Hak Bangsa Indonesia atas tanah mempunyai sifat komunalistik, artinya semua tanah yang ada dalam wilayah NKRI merupakan tanah bersama rakyat Indonesia, yang telah bersatu sebagai Bangsa Indonesia (Pasal 1 ayat (1) UUPA). selain itu juga mempunyai sifat religius, artinya seluruh tanah yang ada dalam wilayah NKRI merupakan karunia Tuhan Yang Maha Esa (Pasal 1 ayat (2) UUPA). Hubungan antara Bangsa Indonesia dengan tanah bersifat abadi, atinya selama rakyat Indonesia masih bersatu sebagai Bangsa Indonesia dan selama tanah tersebut masih ada pula, dalam keadaan yang bagaimanapun tidak ada sesuatu kekuasaan yang akan dapat memutuskan atau meniadakan hubungan tersebut (Pasal 1 ayat (3).
Dalam UUPA ditetapkan jenjang atau hirarki hak-hak penguasaan atas tanah dalam hukum tanah materil :
1. Hak Bangsa
2. Hak menguasai dari Negara
3. Hak ulayat masyarakat hukum adat
4. Hak-hak perorangan / individual yaitu :
Hak atas tanah sebagai individu yang semuanya secara langsung ataupun tidak langsung bersumber pada hak bangsa (pasal 16 dan 53 UUPA).
Mengenai Hak-hak atas tanah tercermin dalam Pasal 4 ayat 1 “Atas dasar hak menguasai dari negara sebagai yang dimaksud dalam pasal 2 ditentukan adanya macam-macam hak atas permukaan bumi, yang disebut tanah, yang dapat diberikan kepada dan dipunyai oleh orang-orang, baik sendiri maupun bersama-sama dengan orang lain serta badan-badan hukum”.
Pasal 4 ayat 2 “Hak-hak atas tanah yang dimaksud dalam ayat 1 pasal ini memberi wewenang untuk mempergunakan tanah yang bersangkutan, demikian pula tubuh bumi dan air serta ruang angkasa yang ada diatasnya sekedar diperlukan untuk kepentingan yang langsung berhubungan dengan penguasaan tanah itu dalam batas-batas menurut undang-undang ini dan peraturan-peraturan hukum lain yang lebih tinggi”.

a.  Menurut Hukum Adat
Hukum tanah materil (UUPA) berdasarkan pada hukum adat. Hukum Tanah Adat mengatur mengenai hak-hak atas tanah. Hak atas tanah adat antara lain : hak ulayat, hak milik adat, hak golongan dan hak menikmati. Hukum tanah adat bersifat komunal yang mewujudkan semangat gotong royong dan kekeluargaan yang diliputi suasana religius. Hak milik adat, hak golongan dan hak-hak lain yang sejenis berdasarkan Pasal II Ketentuan Konvensi menjadi Hak Milik (pasal 20 UUPA).

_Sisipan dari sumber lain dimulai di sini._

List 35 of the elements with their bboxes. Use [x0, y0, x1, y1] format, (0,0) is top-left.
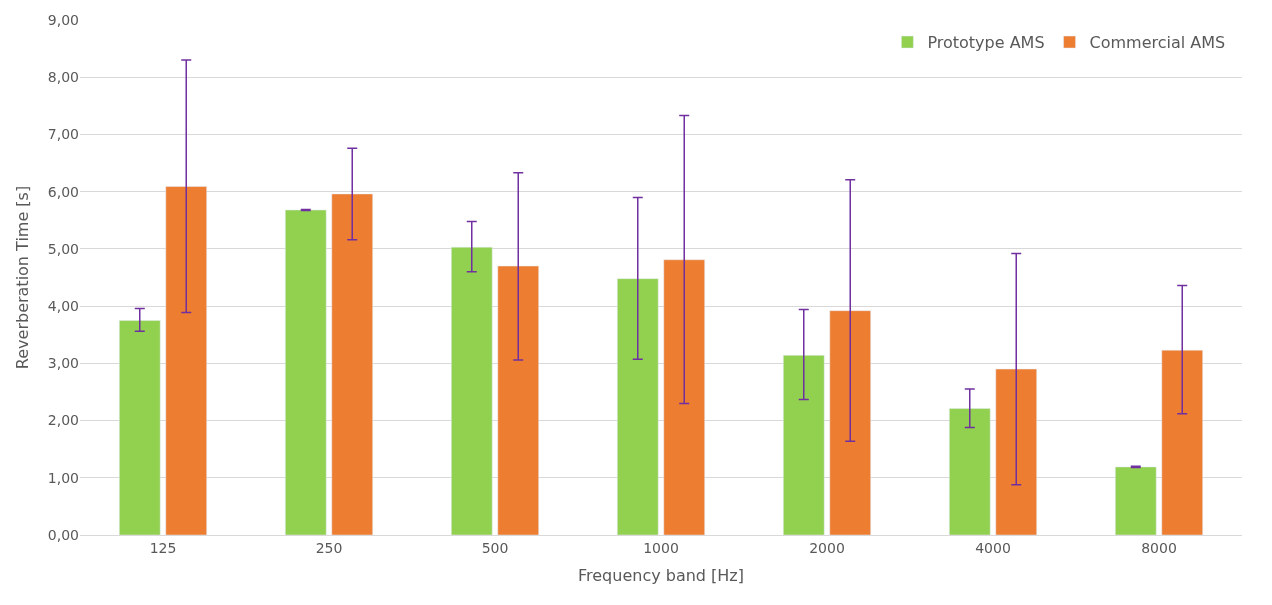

Untuk Hak Ulayat tetap dipertahankan dengan syarat-syarat-syarat tertentu sebagaimana dinyatakan dalam pasal 3 UUPA “...pelaksana Hak Ulayat dan hak-hak yang serupa itu dari masyarakat-masyarakat hukum adat, sepanjang menurut kenyataan masih ada, harus demikian rupa sehingga sesuai dengan kepentingan nasional dan negara yang berdasarkan atas persatua bangsa serta tidak boleh bertentangan dengan undang-undang dan peraturan-peraturan lain yang lebih tinggi”.


b. Menurut UUPA
Hak Menguasai Negara dan Pengaturannya. Setiap hukum tanah mempunyai pengauturan mengenai berbagai hak-hak penguasaan tanah. UUPA menetapkan tingkatan hak-hak penguasaan atas tanah yaitu :
1. Hak Bangsa
2. Hak menguasai dari Negara
3. Hak ulayat masyarakat hukum adat, sepanjang menurut kenyataan masih ada.
4. Hak perorangan :
a) Hak-hak atas tanah (pasal 4)
Hak primer : Hak Milik, HGU, HGB; yang diberikan oleh negara dan Hak Pakai yang diberikan oleh negara (pasal 16).

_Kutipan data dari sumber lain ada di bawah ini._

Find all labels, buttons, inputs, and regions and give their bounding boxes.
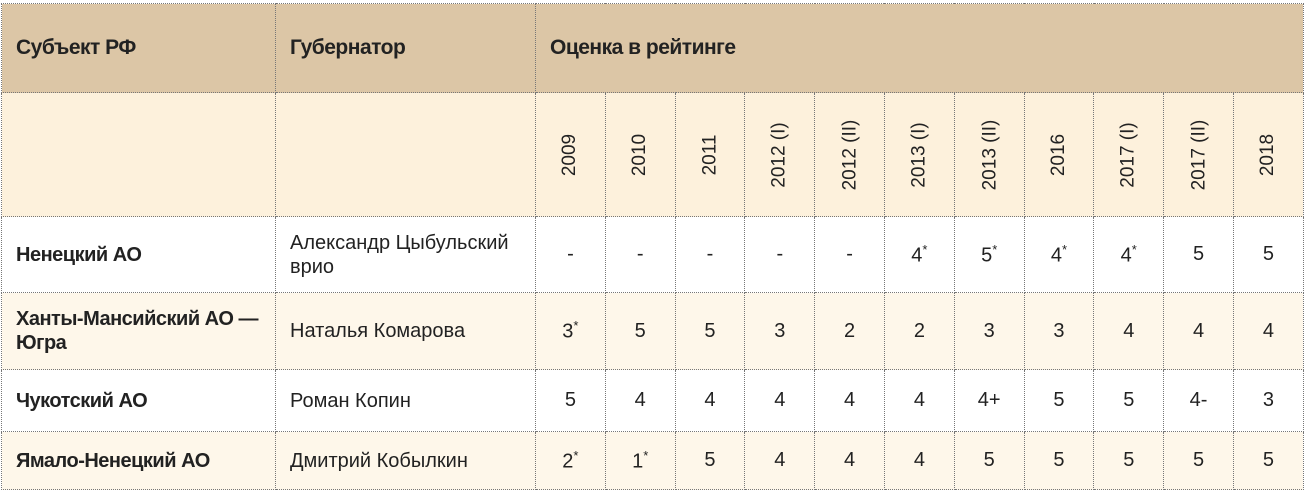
year-header: 2010 (604, 92, 676, 217)
rating-cell: 3* (535, 292, 606, 370)
header-rating: Оценка в рейтинге (535, 3, 1304, 93)
year-label: 2012 (I) (768, 121, 790, 188)
rating-cell: 5 (953, 431, 1025, 490)
rating-cell: 4 (883, 431, 955, 490)
rating-cell: 2* (535, 431, 606, 490)
year-header: 2013 (I) (883, 92, 955, 217)
rating-cell: 5 (674, 292, 746, 370)
year-row: 2009 2010 2011 2012 (I) 2012 (II) 2013 (I) 201… (1, 92, 1304, 217)
rating-cell: 4 (1093, 292, 1165, 370)
rating-cell: 5 (604, 292, 676, 370)
rating-cell: 2 (814, 292, 885, 370)
governor-cell: Александр Цыбульский врио (275, 216, 536, 293)
rating-cell: 4 (744, 369, 816, 432)
rating-cell: 5 (1163, 431, 1234, 490)
year-header: 2018 (1232, 92, 1304, 217)
year-header: 2009 (535, 92, 606, 217)
governor-cell: Наталья Комарова (275, 292, 536, 370)
year-label: 2013 (I) (908, 121, 930, 188)
year-header: 2012 (II) (814, 92, 885, 217)
rating-cell: - (744, 216, 816, 293)
header-subject: Субъект РФ (1, 3, 276, 93)
rating-cell: 4 (604, 369, 676, 432)
rating-cell: 4* (883, 216, 955, 293)
rating-cell: 1* (604, 431, 676, 490)
rating-cell: 4* (1093, 216, 1165, 293)
governor-cell: Роман Копин (275, 369, 536, 432)
rating-cell: 4 (674, 369, 746, 432)
rating-cell: 3 (744, 292, 816, 370)
year-label: 2012 (II) (839, 119, 861, 190)
rating-cell: - (814, 216, 885, 293)
rating-cell: 5 (674, 431, 746, 490)
rating-cell: 5 (1093, 431, 1165, 490)
year-label: 2017 (II) (1188, 119, 1210, 190)
rating-cell: - (604, 216, 676, 293)
rating-cell: - (674, 216, 746, 293)
year-label: 2018 (1257, 133, 1279, 176)
year-header: 2012 (I) (744, 92, 816, 217)
header-row: Субъект РФ Губернатор Оценка в рейтинге (1, 3, 1304, 93)
rating-cell: 3 (953, 292, 1025, 370)
rating-cell: 5 (1023, 431, 1095, 490)
year-label: 2016 (1047, 133, 1069, 176)
rating-cell: 4 (814, 431, 885, 490)
rating-cell: 5* (953, 216, 1025, 293)
table-row: Ханты-Мансийский АО — Югра Наталья Комаро… (1, 292, 1304, 370)
subject-cell: Ханты-Мансийский АО — Югра (1, 292, 276, 370)
rating-cell: 2 (883, 292, 955, 370)
year-header: 2011 (674, 92, 746, 217)
rating-cell: - (535, 216, 606, 293)
year-label: 2011 (698, 134, 720, 175)
rating-cell: 4 (1163, 292, 1234, 370)
subject-cell: Ямало-Ненецкий АО (1, 431, 276, 490)
header-governor: Губернатор (275, 3, 536, 93)
rating-cell: 3 (1232, 369, 1304, 432)
year-label: 2013 (II) (979, 119, 1001, 190)
year-header: 2013 (II) (953, 92, 1025, 217)
year-header: 2017 (I) (1093, 92, 1165, 217)
table-row: Чукотский АО Роман Копин 5 4 4 4 4 4 4+ 5 5 4- 3 (1, 369, 1304, 432)
table-row: Ненецкий АО Александр Цыбульский врио - - - -… (1, 216, 1304, 293)
year-label: 2017 (I) (1117, 121, 1139, 188)
rating-cell: 4 (814, 369, 885, 432)
rating-cell: 4* (1023, 216, 1095, 293)
governor-cell: Дмитрий Кобылкин (275, 431, 536, 490)
year-label: 2009 (559, 133, 581, 176)
rating-cell: 4+ (953, 369, 1025, 432)
rating-cell: 3 (1023, 292, 1095, 370)
year-header: 2017 (II) (1163, 92, 1234, 217)
year-header: 2016 (1023, 92, 1095, 217)
rating-cell: 5 (535, 369, 606, 432)
rating-table: Субъект РФ Губернатор Оценка в рейтинге … (1, 3, 1304, 490)
rating-cell: 5 (1232, 431, 1304, 490)
rating-cell: 5 (1163, 216, 1234, 293)
table-row: Ямало-Ненецкий АО Дмитрий Кобылкин 2* 1* 5 4 4… (1, 431, 1304, 490)
rating-cell: 4- (1163, 369, 1234, 432)
rating-cell: 4 (744, 431, 816, 490)
rating-cell: 4 (883, 369, 955, 432)
year-label: 2010 (629, 133, 651, 176)
subject-cell: Чукотский АО (1, 369, 276, 432)
rating-cell: 5 (1093, 369, 1165, 432)
rating-cell: 4 (1232, 292, 1304, 370)
rating-cell: 5 (1232, 216, 1304, 293)
rating-cell: 5 (1023, 369, 1095, 432)
subject-cell: Ненецкий АО (1, 216, 276, 293)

Hak Sekunder: HGB dan Hak Pakai yang diberikan oleh pemilik tanah, hak gadai, hak usaha bagi hasil, hak menumpang, hak sewa dan sebagianya (pasal 37, 41 dan 53).
b) Wakaf (pasal 49), wakaf tidak hanya terhadap barang/benda tetap, akan tetapi bisa juga barang-barang yang bernilai ekonomi sebagaiman UU No.41 tahun 2004 tentang Wakaf pasal 16 “Harta benda wakaf terdiri atas benda bergerak dan tidak bergerak”.
c) Hak milik atas satuan rumah susun (UU No.16 tahun 1985)
d) Hak jaminan atas tanah; hak tanbggungan (pasal 23, 33, 39, 51) dan Fidusia   (UU No.16 tahun 1985).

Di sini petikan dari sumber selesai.